Bacchus, Venus and Cupid is a 1531–1532 oil-on-canvas painting attributed to the Italian Mannerist painter Rosso Fiorentino, now in the National Museum of History and Art in Luxembourg. In two editions of Lives of the Artists, Vasari described Cupid and Psyche and Bacchus and Venus, two mythological oil paintings produced for Francis I of France by Fiorentino. In the first edition (1550) he recorded that the paintings were produced soon after the painter's arrival in France in 1530 and before Primaticcio's arrival two years later. They were both displayed at the end of the Francis I Gallery at Fontainebleau Palace.

Portrait of a Young Man Seated on a Carpet (1525)

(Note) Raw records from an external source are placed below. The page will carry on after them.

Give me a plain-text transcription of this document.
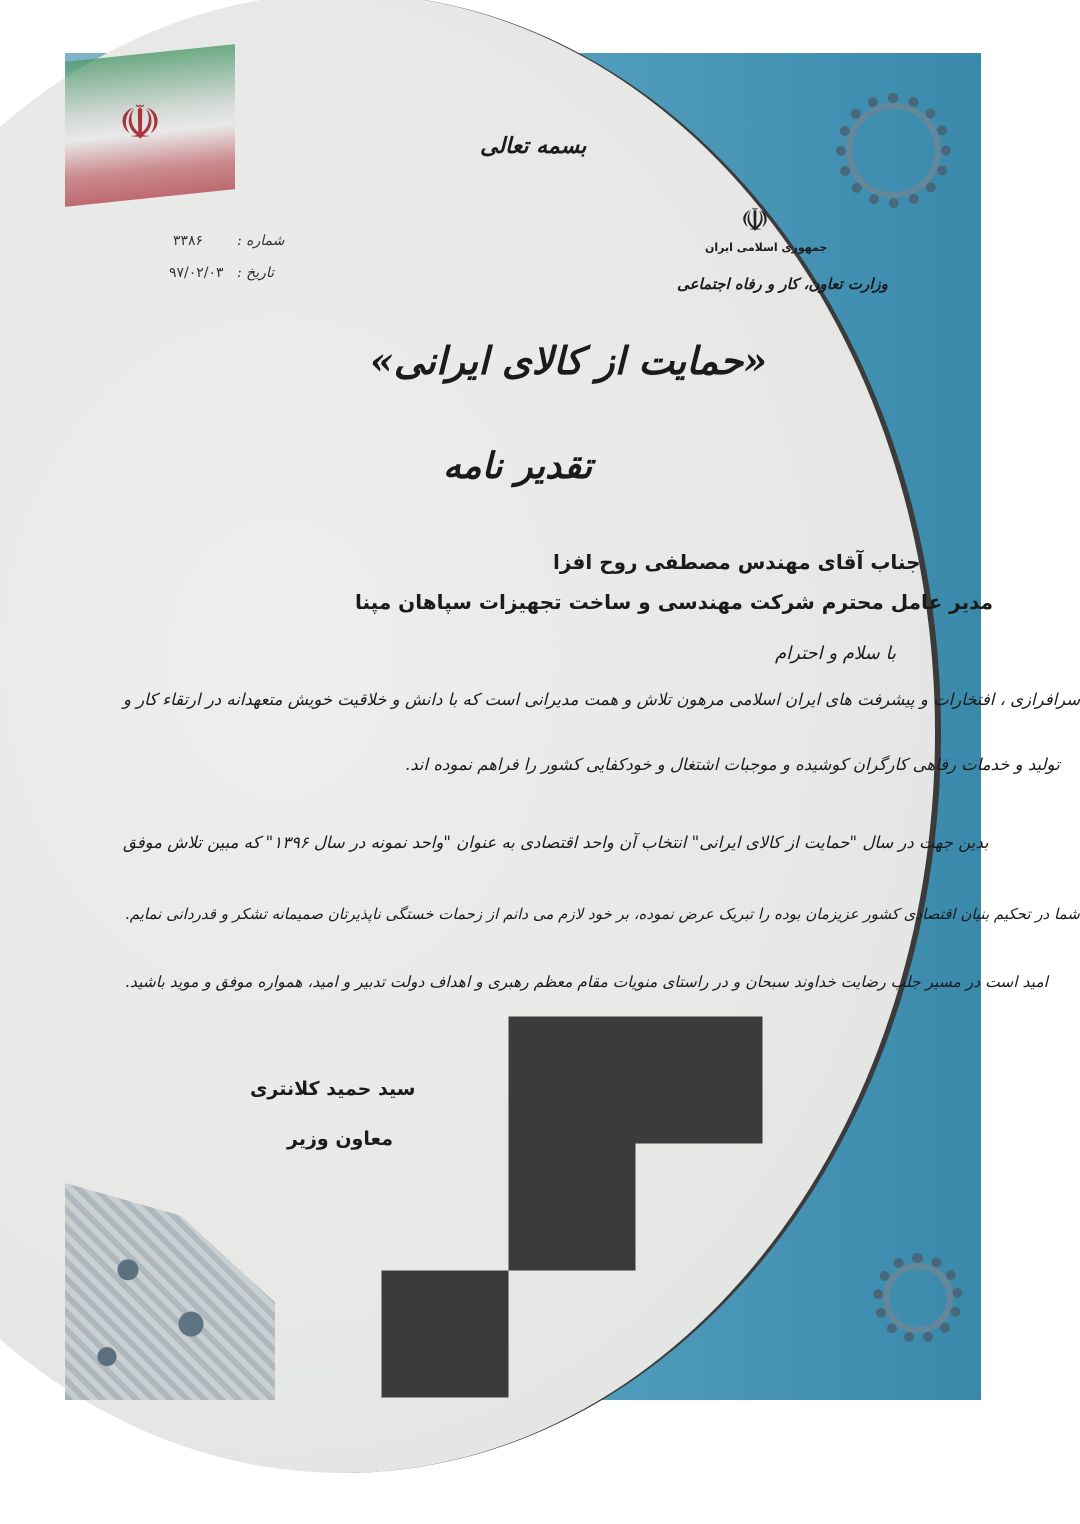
☫	بسمه تعالی
☫
جمهوری اسلامی ایران
وزارت تعاون، کار و رفاه اجتماعی
شماره :
۳۳۸۶
تاریخ :
۹۷/۰۲/۰۳
«حمایت از کالای ایرانی»
تقدیر نامه
جناب آقای مهندس مصطفی روح افزا
مدیر عامل محترم شرکت مهندسی و ساخت تجهیزات سپاهان مپنا
با سلام و احترام
سرافرازی ، افتخارات و پیشرفت های ایران اسلامی مرهون تلاش و همت مدیرانی است که با دانش و خلاقیت خویش متعهدانه در ارتقاء کار و
تولید و خدمات رفاهی کارگران کوشیده و موجبات اشتغال و خودکفایی کشور را فراهم نموده اند.
بدین جهت در سال "حمایت از کالای ایرانی" انتخاب آن واحد اقتصادی به عنوان "واحد نمونه در سال ۱۳۹۶" که مبین تلاش موفق
شما در تحکیم بنیان اقتصادی کشور عزیزمان بوده را تبریک عرض نموده، بر خود لازم می دانم از زحمات خستگی ناپذیرتان صمیمانه تشکر و قدردانی نمایم.
امید است در مسیر جلب رضایت خداوند سبحان و در راستای منویات مقام معظم رهبری و اهداف دولت تدبیر و امید، همواره موفق و موید باشید.
سید حمید کلانتری
معاون وزیر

Portrait of a Young Man Seated on a Carpet is an oil on panel painting by the Italian Mannerist painter Rosso Fiorentino, from c. 1525-1527. It is held in the National Museum of Capodimonte, in Naples. The identity of its subject is unknown. It may have been produced during or just after Rosso's stay in Castello di Cerveteri, home to the Anguillara, a ducal branch of the Orsini family. It was recorded in a 1600 inventory which attributed it to Rosso, but it was misattributed around 1650 to Titian. It later entered the Farnese collection in Parma as a work by Parmigianino, with the Farnese's librarian Orsini acting as an intermediary - it is also known to have previously been in his collection. It was brought to Naples with most of the rest of the Farnese collection in 1739 but was only reattributed to Rosso in 1940 thanks to Roberto Longhi.

Portrait of a Young Man (Rosso Fiorentino) (1517)

Portrait of a Young Man is an oil painting on wood by the Italian Mannerist painter Rosso Fiorentino, executed c. 1517–1518, now in the Gemäldegalerie, in Berlin. In his Lives of the Artists, Vasari briefly mentions that many portraits by him could still be seen in Florentine homes, probably produced before Rosso left for Volterra in 1521 – this work is thought to be one of them. Its attribution was uncertain until 2006, when Antonio Natali identified it as an early autograph work by Rosso.